Anyway, we went to the Koi Pet place in Henlow yesterday with the express purpose of buying some crickets and maybe some new upgraded tanks for some of the other girls and somehow came home with a spider. My mother has this same illness, but with dogs. But like I say to her—“can all your pets fit on one set of bookshelves? I think not.”
She starts off the colour of a Munchkin
The Complete Encyclopaedia of Terrarium describes anavicularia versicolor as:Black with a purple tinge and also has dark grey bristles on the legs. The charcoal grey legs are covered with reddish brown to purple bristles. There is a greenish mirror reflected pattern on the reddish brown abdomen.
Polychrome is just a wee baby --a month or maybe 2 months old judging from her size which is smaller than a 5p--about as big as your thumbnail. She’s so tiny she lives in a Dixie cup with a lid for the moment. We have to keep her cup quite moist as she has not yet developed an exoskeleton impervious to water loss. Her species hails from Martinique, but she was responsibly captive bred.
We don’t know much about her personality, except that like her sister species Pirouette (avicularia avicularia) she is arboreal and likes to climb. She’s so tiny we’re still working on getting a good picture of her--our zoom lens won’t zoom in enough just yet. Here is a shot of me holding her Dixie cup.

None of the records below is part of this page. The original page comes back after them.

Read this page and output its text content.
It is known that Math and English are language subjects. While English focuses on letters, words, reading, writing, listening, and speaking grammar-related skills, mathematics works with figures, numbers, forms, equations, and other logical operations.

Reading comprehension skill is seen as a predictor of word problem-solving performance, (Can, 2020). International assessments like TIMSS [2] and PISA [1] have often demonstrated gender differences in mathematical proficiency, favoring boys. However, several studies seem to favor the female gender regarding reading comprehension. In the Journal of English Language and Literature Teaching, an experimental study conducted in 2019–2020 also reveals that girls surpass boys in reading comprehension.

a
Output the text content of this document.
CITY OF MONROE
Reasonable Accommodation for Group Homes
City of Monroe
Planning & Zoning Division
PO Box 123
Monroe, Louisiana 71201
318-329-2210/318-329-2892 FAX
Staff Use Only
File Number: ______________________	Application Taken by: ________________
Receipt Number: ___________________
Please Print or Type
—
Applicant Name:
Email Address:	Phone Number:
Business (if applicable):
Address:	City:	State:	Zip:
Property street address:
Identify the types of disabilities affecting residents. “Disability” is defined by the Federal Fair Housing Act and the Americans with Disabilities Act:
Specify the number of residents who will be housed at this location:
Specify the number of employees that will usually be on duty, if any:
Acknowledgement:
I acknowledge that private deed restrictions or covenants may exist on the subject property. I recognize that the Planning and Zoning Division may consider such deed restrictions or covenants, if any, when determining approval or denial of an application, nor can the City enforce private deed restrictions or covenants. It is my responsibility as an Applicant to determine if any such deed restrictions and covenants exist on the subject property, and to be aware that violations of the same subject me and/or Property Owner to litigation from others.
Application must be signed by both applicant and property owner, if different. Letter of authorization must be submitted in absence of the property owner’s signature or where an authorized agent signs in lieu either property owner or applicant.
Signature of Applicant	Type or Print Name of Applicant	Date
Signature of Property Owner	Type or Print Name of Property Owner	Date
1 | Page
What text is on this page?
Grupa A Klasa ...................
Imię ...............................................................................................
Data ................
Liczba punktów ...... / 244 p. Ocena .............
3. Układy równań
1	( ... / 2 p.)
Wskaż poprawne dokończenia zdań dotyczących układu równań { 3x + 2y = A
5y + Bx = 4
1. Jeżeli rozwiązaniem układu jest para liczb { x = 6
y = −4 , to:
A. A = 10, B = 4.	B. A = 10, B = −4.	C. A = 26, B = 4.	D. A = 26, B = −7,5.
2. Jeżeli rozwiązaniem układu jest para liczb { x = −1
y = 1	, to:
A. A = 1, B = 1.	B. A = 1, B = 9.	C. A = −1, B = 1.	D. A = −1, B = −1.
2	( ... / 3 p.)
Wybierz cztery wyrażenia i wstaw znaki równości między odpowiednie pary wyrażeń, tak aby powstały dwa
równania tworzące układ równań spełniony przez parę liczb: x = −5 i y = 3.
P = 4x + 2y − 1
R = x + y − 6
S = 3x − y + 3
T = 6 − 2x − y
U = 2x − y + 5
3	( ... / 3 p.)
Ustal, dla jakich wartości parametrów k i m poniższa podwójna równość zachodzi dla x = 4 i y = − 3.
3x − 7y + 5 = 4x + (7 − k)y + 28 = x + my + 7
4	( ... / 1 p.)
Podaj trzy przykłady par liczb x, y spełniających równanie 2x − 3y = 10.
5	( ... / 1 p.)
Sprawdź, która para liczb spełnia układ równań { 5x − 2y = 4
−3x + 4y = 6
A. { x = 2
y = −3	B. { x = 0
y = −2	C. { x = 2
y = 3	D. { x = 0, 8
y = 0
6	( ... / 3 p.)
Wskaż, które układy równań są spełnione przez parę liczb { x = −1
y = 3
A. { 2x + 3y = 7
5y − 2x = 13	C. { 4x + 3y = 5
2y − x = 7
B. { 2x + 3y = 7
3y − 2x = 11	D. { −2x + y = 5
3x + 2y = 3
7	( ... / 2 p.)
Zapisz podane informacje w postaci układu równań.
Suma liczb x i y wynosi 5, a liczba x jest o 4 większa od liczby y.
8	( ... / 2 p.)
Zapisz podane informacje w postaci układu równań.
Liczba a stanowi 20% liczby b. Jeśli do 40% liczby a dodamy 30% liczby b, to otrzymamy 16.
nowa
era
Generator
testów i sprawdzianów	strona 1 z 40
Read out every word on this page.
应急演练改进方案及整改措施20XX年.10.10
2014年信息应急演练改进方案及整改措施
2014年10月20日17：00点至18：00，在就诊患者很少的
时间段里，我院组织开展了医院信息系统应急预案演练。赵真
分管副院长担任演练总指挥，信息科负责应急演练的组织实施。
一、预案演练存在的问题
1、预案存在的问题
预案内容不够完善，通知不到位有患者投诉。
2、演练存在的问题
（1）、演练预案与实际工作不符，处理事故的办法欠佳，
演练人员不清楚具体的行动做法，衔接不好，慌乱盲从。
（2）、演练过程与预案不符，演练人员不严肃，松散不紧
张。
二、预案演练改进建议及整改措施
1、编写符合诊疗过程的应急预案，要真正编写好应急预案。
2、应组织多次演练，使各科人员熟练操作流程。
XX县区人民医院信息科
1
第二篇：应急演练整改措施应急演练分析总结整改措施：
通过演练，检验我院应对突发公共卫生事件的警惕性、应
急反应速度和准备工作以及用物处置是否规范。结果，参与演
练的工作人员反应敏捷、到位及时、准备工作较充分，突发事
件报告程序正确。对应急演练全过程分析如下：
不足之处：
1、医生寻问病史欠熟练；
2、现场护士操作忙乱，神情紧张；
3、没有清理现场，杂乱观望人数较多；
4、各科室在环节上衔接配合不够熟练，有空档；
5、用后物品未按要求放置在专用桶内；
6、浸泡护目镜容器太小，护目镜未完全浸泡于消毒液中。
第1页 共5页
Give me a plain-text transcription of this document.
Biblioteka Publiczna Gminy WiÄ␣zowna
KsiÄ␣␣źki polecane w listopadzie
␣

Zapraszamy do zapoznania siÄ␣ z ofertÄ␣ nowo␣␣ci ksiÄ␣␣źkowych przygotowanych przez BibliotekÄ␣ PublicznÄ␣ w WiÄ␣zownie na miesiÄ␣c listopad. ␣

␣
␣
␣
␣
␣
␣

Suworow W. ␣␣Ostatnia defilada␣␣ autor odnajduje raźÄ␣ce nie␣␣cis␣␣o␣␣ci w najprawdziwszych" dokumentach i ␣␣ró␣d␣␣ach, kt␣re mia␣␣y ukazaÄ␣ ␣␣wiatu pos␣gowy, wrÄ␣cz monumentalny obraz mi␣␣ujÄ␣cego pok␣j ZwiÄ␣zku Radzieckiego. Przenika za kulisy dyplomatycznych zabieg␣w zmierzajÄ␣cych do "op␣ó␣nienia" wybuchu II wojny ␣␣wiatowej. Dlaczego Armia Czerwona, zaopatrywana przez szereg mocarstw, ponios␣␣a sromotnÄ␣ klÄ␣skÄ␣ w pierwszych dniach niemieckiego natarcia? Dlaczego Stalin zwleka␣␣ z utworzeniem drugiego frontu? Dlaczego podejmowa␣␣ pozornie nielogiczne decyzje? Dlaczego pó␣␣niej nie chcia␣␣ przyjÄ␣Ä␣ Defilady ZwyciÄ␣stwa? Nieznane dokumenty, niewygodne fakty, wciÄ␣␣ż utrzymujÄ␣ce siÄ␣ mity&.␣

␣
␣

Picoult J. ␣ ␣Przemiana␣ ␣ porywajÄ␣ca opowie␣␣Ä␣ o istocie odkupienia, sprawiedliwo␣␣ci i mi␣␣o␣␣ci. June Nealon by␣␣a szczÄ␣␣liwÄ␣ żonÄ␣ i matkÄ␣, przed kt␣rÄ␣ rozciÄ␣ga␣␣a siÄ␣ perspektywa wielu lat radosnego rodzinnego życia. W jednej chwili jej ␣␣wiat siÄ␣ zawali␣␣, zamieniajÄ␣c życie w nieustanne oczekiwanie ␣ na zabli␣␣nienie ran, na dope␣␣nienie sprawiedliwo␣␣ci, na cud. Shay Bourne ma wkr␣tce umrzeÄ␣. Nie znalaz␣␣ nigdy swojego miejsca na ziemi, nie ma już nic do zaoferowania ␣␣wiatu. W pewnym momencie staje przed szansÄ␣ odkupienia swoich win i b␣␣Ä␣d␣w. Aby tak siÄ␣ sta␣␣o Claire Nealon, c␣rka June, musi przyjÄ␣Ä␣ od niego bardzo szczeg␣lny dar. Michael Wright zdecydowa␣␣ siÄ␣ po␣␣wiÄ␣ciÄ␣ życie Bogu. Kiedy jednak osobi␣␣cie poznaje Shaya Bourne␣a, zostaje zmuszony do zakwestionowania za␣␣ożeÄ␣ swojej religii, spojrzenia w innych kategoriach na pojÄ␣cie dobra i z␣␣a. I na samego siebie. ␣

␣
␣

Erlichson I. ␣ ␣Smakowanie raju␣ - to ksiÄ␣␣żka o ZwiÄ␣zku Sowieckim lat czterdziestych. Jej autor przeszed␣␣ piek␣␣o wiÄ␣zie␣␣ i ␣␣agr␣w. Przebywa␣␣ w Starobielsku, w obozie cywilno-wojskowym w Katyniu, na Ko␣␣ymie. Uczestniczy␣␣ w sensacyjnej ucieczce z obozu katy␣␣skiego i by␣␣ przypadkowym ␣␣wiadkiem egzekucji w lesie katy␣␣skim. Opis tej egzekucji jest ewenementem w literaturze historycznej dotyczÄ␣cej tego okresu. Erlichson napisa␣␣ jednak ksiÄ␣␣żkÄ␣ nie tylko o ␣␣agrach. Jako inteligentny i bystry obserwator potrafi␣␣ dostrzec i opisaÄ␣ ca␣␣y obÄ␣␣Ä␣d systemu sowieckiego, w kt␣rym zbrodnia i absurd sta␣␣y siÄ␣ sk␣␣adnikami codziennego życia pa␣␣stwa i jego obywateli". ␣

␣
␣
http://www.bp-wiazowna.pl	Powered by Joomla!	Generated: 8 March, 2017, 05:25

|she's so tiny you'd think the fairy's made her|
Spiders when they are young moult about every 3 months and as they grow up moult about every 6 months. Then they get a bit older and moult about once a year. But a spider doesn't become a sexually mature adult able to mate (make or have babies) until the age of 3 or 4 years old. We know for sure Lily Rose and Blanche are girls as we know how old they were when we got them because we got them from a lady who no longer care for them and she had raised them from a baby. We are pretty sure Rossetti is a girl as we think she is about 3 years old. Tibia is showing signs of being a boy--her bottom is really small no matter how much she eats--but she might turn out to be a girl. we don't know. Pirouette and Pippi and Polychrome are way too young to know. They could all be boys! But for now we will call them all girls. If one if them really is a boy we will know when they make their adult moult because they will come out with hooks on their front legs and little pouches that look like boxing gloves to store their sperm in. Like this:
we hope they will all be girls because female tarantulas can live 10-20 years but male spiders tend to die about a year of becoming an adult.
That’s the girls. All seven of them. Lucky seven. Until we bring home number eight.